Eu mesma já não sei de mim. Tenho vagado pelas ruas do centro olhando os relógios digitais espalhados pela cidade só esperando o tempo me dizer que está na hora. E eu fico a imaginar, que hora é essa? Hora de quê? Pra quê?

Sigo trilhas de bitucas de cigarros e isso me faz lembrar que pessoas morrem de câncer, mas mesmo assim o câncer não é tão deprimente quanto morrer pela falta de tempo.

Eu vejo pés descalços. Eu vejo pés confortáveis. Eu vejo pés rachados. Eu vejo pessoas sem pés. Todos juntos caminhando a esmo por ruas sem placa, todos correndo para alcançar um norte.

Tento me camuflar entre as sombras dos prédios, atrás dos cantis de flores, por entre as prateleiras empoeiradas ou em baixo de pontes abandonadas... Mas em nenhum lugar é possível estar só. Não porque o mundo está tão cheio de gente, mas sim aonde quer que estejamos o tempo sempre está lá, em silêncio, nos observando.

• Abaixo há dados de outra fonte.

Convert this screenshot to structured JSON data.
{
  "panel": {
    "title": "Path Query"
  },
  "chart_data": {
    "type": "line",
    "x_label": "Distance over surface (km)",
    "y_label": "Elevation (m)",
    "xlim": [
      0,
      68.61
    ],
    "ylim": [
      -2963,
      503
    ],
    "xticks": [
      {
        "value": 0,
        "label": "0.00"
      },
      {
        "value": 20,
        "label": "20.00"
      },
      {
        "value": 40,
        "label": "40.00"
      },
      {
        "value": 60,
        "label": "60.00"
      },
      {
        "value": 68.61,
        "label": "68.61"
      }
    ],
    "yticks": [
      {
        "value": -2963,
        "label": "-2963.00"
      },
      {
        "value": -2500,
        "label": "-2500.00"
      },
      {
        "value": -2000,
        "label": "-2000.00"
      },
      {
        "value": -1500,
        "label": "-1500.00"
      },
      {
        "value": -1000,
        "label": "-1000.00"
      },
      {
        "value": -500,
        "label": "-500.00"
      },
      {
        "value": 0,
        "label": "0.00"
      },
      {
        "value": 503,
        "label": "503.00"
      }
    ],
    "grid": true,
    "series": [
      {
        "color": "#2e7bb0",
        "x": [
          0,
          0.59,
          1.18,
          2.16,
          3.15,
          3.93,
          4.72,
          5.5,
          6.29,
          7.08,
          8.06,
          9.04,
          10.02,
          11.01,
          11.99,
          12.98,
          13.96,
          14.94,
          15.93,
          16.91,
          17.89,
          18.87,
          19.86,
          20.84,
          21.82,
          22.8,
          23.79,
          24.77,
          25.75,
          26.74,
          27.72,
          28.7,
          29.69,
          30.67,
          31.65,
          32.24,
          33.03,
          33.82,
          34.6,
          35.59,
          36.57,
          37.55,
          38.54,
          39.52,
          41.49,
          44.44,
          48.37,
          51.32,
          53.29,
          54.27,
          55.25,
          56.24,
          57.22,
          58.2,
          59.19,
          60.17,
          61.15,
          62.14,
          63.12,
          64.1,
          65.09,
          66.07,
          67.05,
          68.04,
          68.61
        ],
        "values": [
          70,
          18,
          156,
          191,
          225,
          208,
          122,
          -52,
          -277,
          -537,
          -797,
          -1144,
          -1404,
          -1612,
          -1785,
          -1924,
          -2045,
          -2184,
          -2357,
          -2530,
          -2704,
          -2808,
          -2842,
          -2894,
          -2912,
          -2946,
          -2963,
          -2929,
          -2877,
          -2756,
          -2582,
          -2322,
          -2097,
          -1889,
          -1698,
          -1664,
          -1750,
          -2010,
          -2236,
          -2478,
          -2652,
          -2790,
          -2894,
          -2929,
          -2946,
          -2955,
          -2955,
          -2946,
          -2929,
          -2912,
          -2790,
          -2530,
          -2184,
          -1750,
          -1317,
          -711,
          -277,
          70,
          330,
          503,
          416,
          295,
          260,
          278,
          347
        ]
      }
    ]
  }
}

No centro faz um frio que nenhum outro lugar da cidade faz. Faz um calor que nenhum outro lugar da cidade faz. No centro é sempre um misto de corpos quentes sustentando almas tão vazias. E quando eu digo vazias, é porque os olhos tristes das pessoas pingam gotas cristalinas de gelo em pleno sol do meio-dia, e isso dá um puta mal-estar na gente.

Penso comigo, será que meus olhos também pingam gotas cristalinas quando alguém me encara tão diretamente?

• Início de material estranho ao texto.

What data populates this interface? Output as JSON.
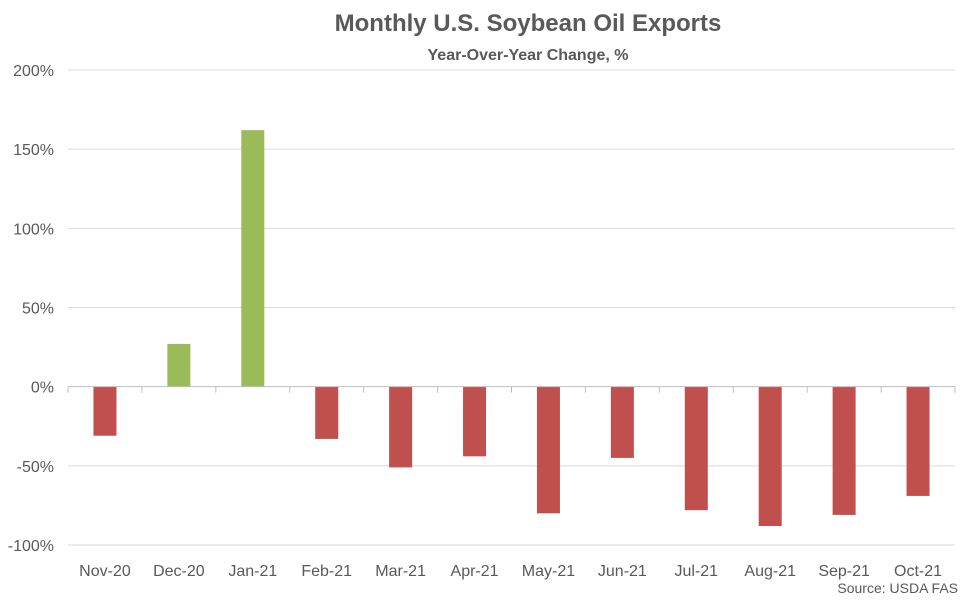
{
  "chart_data": {
    "type": "bar",
    "title": "Monthly U.S. Soybean Oil Exports",
    "subtitle": "Year-Over-Year Change, %",
    "source": "Source: USDA FAS",
    "categories": [
      "Nov-20",
      "Dec-20",
      "Jan-21",
      "Feb-21",
      "Mar-21",
      "Apr-21",
      "May-21",
      "Jun-21",
      "Jul-21",
      "Aug-21",
      "Sep-21",
      "Oct-21"
    ],
    "values": [
      -31,
      27,
      162,
      -33,
      -51,
      -44,
      -80,
      -45,
      -78,
      -88,
      -81,
      -69
    ],
    "ylim": [
      -100,
      200
    ],
    "yticks": [
      -100,
      -50,
      0,
      50,
      100,
      150,
      200
    ],
    "ytick_suffix": "%",
    "grid": true,
    "colors": {
      "positive": "#9bbb59",
      "negative": "#c0504d"
    }
  }
}
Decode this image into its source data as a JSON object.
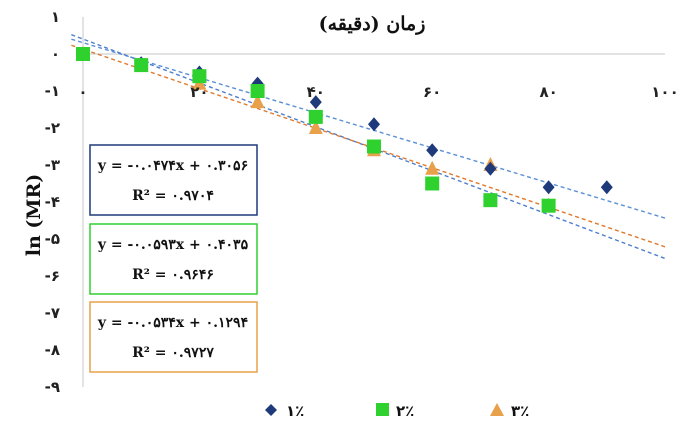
{
  "chart_data": {
    "type": "scatter",
    "title": "",
    "xlabel": "زمان (دقیقه)",
    "ylabel": "ln (MR)",
    "xlim": [
      0,
      100
    ],
    "ylim": [
      -9,
      1
    ],
    "x_ticks": [
      "۰",
      "۲۰",
      "۴۰",
      "۶۰",
      "۸۰",
      "۱۰۰"
    ],
    "y_ticks": [
      "۱",
      "۰",
      "-۱",
      "-۲",
      "-۳",
      "-۴",
      "-۵",
      "-۶",
      "-۷",
      "-۸",
      "-۹"
    ],
    "grid": false,
    "legend_position": "bottom",
    "series": [
      {
        "name": "۱٪",
        "color": "#1f3a7a",
        "marker": "diamond",
        "trendline_color": "#5b8fd6",
        "x": [
          0,
          10,
          20,
          30,
          40,
          50,
          60,
          70,
          80,
          90
        ],
        "y": [
          0,
          -0.25,
          -0.5,
          -0.8,
          -1.3,
          -1.9,
          -2.6,
          -3.1,
          -3.6,
          -3.6
        ],
        "equation": "y = -۰.۰۴۷۴x + ۰.۳۰۵۶",
        "r2": "R² = ۰.۹۷۰۴",
        "trend": {
          "slope": -0.0474,
          "intercept": 0.3056
        }
      },
      {
        "name": "۲٪",
        "color": "#2fd12f",
        "marker": "square",
        "trendline_color": "#4e7fcc",
        "x": [
          0,
          10,
          20,
          30,
          40,
          50,
          60,
          70,
          80
        ],
        "y": [
          0,
          -0.3,
          -0.6,
          -1.0,
          -1.7,
          -2.5,
          -3.5,
          -3.95,
          -4.1
        ],
        "equation": "y = -۰.۰۵۹۳x + ۰.۴۰۳۵",
        "r2": "R² = ۰.۹۶۴۶",
        "trend": {
          "slope": -0.0593,
          "intercept": 0.4035
        }
      },
      {
        "name": "۳٪",
        "color": "#e8a04a",
        "marker": "triangle",
        "trendline_color": "#e07a2e",
        "x": [
          0,
          10,
          20,
          30,
          40,
          50,
          60,
          70,
          80
        ],
        "y": [
          0,
          -0.3,
          -0.8,
          -1.3,
          -2.0,
          -2.6,
          -3.1,
          -3.0,
          -4.1
        ],
        "equation": "y = -۰.۰۵۳۴x + ۰.۱۲۹۴",
        "r2": "R² = ۰.۹۷۲۷",
        "trend": {
          "slope": -0.0534,
          "intercept": 0.1294
        }
      }
    ]
  }
}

Só nos últimos três meses eu me peguei parada na mesma rua, nos mesmos horários, encostada nos mesmos muros, observando cada detalhe, sentindo cada cheiro, ouvindo cada som, esperando a mesma coisa... Tempo.

Os minutos correm diferentes entre o meu relógio e o relógio do centro, especialmente no relógio digital que contém nos entornos da rua sete de abril. Eu olho pra ele, olho para as horas do meu celular e mesmo os ponteiros sendo exatos e os segundos serem iguais, o tempo passa diferente entre os dois.

Às vezes eu estou só esperando alguém sair às ruas pra poder caminhar comigo desviando das outras pessoas e fazendo uma pequena pausa no viaduto do chá pra observar os carros e acenar para os pássaros.

Às vezes eu estou só andando com uma cerveja morna pela vinte e quatro de maio, fazendo uma pausa no terceiro andar da galeria do rock pra observar as pessoas lá em baixo fugindo de seu próprio tempo ou correndo para abraçá-lo e dizer que estava com saudades. Mas é engraçado, eu vejo tanto arrependimento nessas andanças de encontro ao tempo, mas ninguém se quer até hoje soube pedir perdão.

Tempo, me desculpe. Eu fui um completo idiota, eu pisei na bola com você diversas vezes e você sempre esteve ali para me perdoar... Você pode segurar minha mão agora que estou tão próximo da morte? Eu prometo, essa é minha última falha.

É tudo muito peculiar. Cada cheiro podre, cada perfume doce, cada entra e sai da estação, cada sobe e desce dos ônibus, cada saco de lixo revirado, cada programa sexual a luz do dia, cada criança sem pai, cada sorriso amarelo, cada sacola de compra, cada barriga cheia de comida americanizada, cada cobertor velho, cada droga consumida, cada bar vazio, cada balada cheia de esperança, cada mulher amedrontada, cada homem inseguro, cada búzio jogado, cada farda perdida, cada panfleto amassado, cada roubo bem sucedido, cada buzina, cada arma, cada vitrine, cada grafite, cada show, cada feira, cada momento de solidão nos corações partidos pelo tempo...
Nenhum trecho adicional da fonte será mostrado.